Batıkentli gençler ise polisin saldırısına karşılık vererek polise soda şişeleri fırlattı. Gençlere de yeniden saldıran polis, gençlerden kimseyi gözaltına alamadı.
Batıkentliler yılmadı gözaltılardan sonra tekrar toplandı
Gözaltılardan sonran GİMSA önünde yeniden toplanmaya başlayan halk bir süre alkış ve sloganlarla bekleyişini sürdürdü. Ardından “ne yaparsanız yapın biz bu basın açıklamasını yapacağız” diyerek basın metnini okudu. Basın metninde şunlara değinildi:
Saray iktidarı; ordu, emniyet, MİT ve yargı başta olmak üzere devletin tüm kurumlarını, halkın demokrasi, barış, özgürlük, laiklik, eşitlik, adalet ve hak taleplerini bastırmak için kullanıyor. Faşizm, devletin tüm kuvvetlerinin Tayyip Erdoğan’ın tek adamlığı ekseninde seferber olduğu ve bunun gerici-şoven bir kitle temeline dayanarak ayakta tutulmaya çalışıldığı yeni bir icra tarzıyla karşımıza dikiliyor.
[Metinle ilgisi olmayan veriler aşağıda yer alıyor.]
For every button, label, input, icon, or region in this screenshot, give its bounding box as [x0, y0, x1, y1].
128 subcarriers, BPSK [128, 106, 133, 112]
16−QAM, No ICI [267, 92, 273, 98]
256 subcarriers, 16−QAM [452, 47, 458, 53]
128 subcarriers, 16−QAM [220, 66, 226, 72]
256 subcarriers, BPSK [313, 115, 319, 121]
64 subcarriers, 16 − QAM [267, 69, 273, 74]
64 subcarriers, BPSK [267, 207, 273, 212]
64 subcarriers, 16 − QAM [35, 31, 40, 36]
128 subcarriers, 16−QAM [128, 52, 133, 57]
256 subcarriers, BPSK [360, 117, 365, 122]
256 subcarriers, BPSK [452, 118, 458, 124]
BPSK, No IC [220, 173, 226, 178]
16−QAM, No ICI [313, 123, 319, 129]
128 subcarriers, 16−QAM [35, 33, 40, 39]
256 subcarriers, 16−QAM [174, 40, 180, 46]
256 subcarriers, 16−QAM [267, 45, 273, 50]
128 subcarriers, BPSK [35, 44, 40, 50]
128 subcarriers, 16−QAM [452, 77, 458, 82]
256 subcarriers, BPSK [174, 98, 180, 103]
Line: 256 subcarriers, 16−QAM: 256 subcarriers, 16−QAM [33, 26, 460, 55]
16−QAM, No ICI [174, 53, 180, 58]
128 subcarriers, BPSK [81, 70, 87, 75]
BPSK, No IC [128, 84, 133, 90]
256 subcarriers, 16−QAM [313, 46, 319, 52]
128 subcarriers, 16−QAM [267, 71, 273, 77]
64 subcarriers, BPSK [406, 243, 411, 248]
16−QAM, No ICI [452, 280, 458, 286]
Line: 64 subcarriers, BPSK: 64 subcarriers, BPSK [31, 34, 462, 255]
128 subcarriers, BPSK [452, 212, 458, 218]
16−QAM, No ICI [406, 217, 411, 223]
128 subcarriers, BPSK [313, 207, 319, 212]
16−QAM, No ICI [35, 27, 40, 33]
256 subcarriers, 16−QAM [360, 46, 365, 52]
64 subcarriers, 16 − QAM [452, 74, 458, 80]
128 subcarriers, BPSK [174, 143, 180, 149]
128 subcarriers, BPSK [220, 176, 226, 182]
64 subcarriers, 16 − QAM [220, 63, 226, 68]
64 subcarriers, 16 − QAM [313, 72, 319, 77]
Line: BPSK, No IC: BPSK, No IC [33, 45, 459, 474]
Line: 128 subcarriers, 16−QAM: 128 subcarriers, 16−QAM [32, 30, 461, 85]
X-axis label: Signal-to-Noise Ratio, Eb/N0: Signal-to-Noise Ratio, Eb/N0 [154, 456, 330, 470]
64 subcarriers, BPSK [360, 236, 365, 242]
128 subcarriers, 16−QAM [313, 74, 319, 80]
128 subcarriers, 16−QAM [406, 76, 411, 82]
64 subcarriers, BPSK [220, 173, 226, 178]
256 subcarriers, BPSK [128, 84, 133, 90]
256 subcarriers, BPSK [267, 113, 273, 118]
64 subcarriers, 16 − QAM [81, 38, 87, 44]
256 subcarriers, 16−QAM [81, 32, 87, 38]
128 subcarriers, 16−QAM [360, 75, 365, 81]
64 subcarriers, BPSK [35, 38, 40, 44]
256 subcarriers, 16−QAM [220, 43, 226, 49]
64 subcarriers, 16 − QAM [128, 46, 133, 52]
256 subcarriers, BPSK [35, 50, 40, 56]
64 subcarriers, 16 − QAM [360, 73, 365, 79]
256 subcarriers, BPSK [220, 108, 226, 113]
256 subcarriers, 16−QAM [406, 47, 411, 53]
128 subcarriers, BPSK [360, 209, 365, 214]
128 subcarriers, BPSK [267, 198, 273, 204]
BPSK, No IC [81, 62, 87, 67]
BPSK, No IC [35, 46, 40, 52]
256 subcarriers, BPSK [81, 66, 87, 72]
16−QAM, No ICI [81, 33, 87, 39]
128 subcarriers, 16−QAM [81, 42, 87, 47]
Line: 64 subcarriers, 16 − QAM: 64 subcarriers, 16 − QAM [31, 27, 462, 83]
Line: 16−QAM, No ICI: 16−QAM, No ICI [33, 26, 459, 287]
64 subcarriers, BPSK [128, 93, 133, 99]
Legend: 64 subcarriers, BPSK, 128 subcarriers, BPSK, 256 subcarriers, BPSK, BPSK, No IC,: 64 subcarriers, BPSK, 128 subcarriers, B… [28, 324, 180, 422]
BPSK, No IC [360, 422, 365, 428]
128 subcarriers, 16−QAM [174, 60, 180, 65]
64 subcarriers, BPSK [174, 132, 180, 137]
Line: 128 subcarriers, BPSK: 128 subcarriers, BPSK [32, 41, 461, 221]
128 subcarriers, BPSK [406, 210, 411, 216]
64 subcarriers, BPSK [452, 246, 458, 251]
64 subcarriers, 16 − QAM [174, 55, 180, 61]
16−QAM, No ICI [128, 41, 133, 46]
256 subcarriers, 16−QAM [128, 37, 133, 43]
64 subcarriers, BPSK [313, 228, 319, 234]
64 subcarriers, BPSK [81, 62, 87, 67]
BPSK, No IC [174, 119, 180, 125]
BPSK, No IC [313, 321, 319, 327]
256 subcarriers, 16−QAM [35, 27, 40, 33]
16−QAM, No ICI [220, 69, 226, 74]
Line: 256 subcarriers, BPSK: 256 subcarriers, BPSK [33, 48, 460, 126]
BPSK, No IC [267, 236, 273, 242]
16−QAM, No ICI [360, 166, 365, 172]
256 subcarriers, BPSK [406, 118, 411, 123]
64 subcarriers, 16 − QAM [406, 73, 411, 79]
Ancak bu ülkede ölüm ve zulüm iktidarının, Erdoğan’ın inşa etmek istediği rejimin karşısında herşeye rağmen bastırılamayan güçlü direniş dinamikleri var. Kendi potansiyelini sokakta Haziran İsyanı’nda, sandıkta da 7 Haziran seçimlerinde ortaya koyan, seçmen olmanın ötesine geçerek siyasetin aktif birer öznesi olmaya yönelenler, bugün de devlet şiddetine rağmen sokağa çıkarak inandıklarını savunanlar var.
Kürtler, Aleviler, kadınlar, emekçiler, üniversite, aydınlar, laikler, kent ve doğa yağmasına karşı direnenler AKP’nin bugün sürdürdüğü yönetme biçimine olduğu gibi yeni rejim inşası hedeflerine de karşı çıkıyor.
Saray iktidarının en büyük korkusu, ilerici toplumsal dinamiklerinin birlikte hareket etmesi, Fırat’ın iki yakasının Saray’a karşı sesini, eylemini birleştirmesidir. Gençlik, aydınlar, kadınlar, Kürtler, Aleviler, laikler, Türküyle Kürdüyle Alevisiyle Sünnisiyle emekçi halk olarak ayağa kalkmamızdır.
Öyleyse bugün teslim olma değil, AKP’nin dayattığı yağmacı, gerici, halk düşmanı diktatörlük karşısında ayağa kalkmanın tam zamanıdır!
Faşizme karşı demokrasi, gericiliğe karşı özgürlük, savaşa karşı barış, sömürüye karşı halkın hakları için AYAĞA KALK!
Batıkentliler basın açıklamasından sonra gözaltına alınan arkadaşlarını karşılamak üzere GİMSA önünden ayrıldı.